Common variations in the BCL9 gene, which is in the distal area, confer risk of schizophrenia and may also be associated with bipolar disorder and major depressive disorder.

Research is done on 10-12 genes on 1q21.1 that produce DUF1220-locations. DUF1220 is an unknown protein, which is active in the neurons of the brain near the neocortex. Based on research on apes and other mammals, it is assumed that DUF1220 is related to cognitive development (man: 212 locations; chimpanzee: 37 locations; monkey: 30 locations; mouse: 1 location). It appears that the DUF1220-locations on 1q21.1 are in areas that are related to the size and the development of the brain. The aspect of the size and development of the brain is related to autism (macrocephaly) and schizophrenia (microcephaly).
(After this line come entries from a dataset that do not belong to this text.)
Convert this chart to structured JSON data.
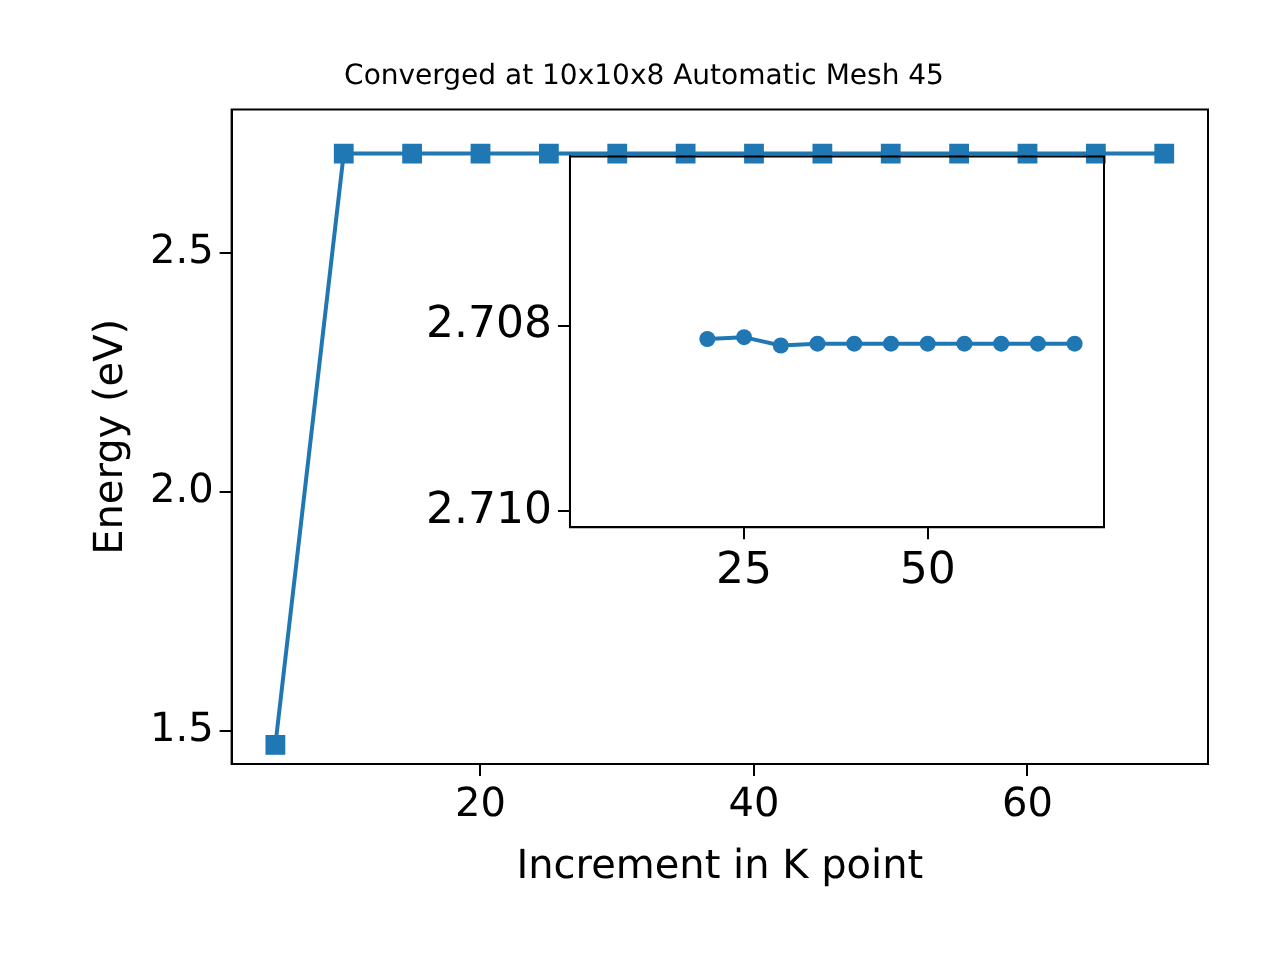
{
  "chart_data": [
    {
      "type": "line",
      "title": "Converged at 10x10x8 Automatic Mesh 45",
      "xlabel": "Increment in K point",
      "ylabel": "Energy (eV)",
      "x": [
        5,
        10,
        15,
        20,
        25,
        30,
        35,
        40,
        45,
        50,
        55,
        60,
        65,
        70
      ],
      "series": [
        {
          "color": "#1f77b4",
          "values": [
            1.47,
            2.708,
            2.708,
            2.708,
            2.708,
            2.708,
            2.708,
            2.708,
            2.708,
            2.708,
            2.708,
            2.708,
            2.708,
            2.708
          ]
        }
      ],
      "xlim": [
        1.8,
        73.2
      ],
      "xticks": [
        20,
        40,
        60
      ],
      "ylim": [
        1.43,
        2.8
      ],
      "yticks": [
        1.5,
        {
          "value": 2.0,
          "label": "2.0"
        },
        2.5
      ],
      "grid": false,
      "legend": false,
      "marker": "square",
      "line_style": "solid"
    },
    {
      "type": "line",
      "x": [
        20,
        25,
        30,
        35,
        40,
        45,
        50,
        55,
        60,
        65,
        70
      ],
      "series": [
        {
          "color": "#1f77b4",
          "values": [
            2.70814,
            2.70812,
            2.70821,
            2.70819,
            2.70819,
            2.70819,
            2.70819,
            2.70819,
            2.70819,
            2.70819,
            2.70819
          ]
        }
      ],
      "xlim": [
        1.3,
        74
      ],
      "xticks": [
        25,
        50
      ],
      "ylim": [
        2.71017,
        2.70617
      ],
      "yticks": [
        {
          "value": 2.708,
          "label": "2.708"
        },
        {
          "value": 2.71,
          "label": "2.710"
        }
      ],
      "grid": false,
      "legend": false,
      "marker": "circle",
      "line_style": "solid"
    }
  ]
}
It is assumed that a deletion or a duplication of a gene that produces DUF1220-areas might cause growth and development disorders in the brain

Another relation between macrocephaly with duplications and microcephaly with deletions has been seen in research on the HYDIN Paralog or HYDIN2. This part of 1q21.1 is involved in the development of the brain. It is assumed to be a dosage-sensitive gene. When this gene is not available in the 1q21.1 area it leads to microcephaly. HYDIN2 is a recent duplication (found only in humans) of the HYDIN gene found on 16q22.2.

GJA5 has been identified as the gene that is responsible for the phenotypes observed with congenital heart diseases on the 1q21.1 location. In case of a duplication of GJA5 tetralogy of Fallot is more common. In case of a deletion other congenital heart diseases than tetralogy of Fallot are more common.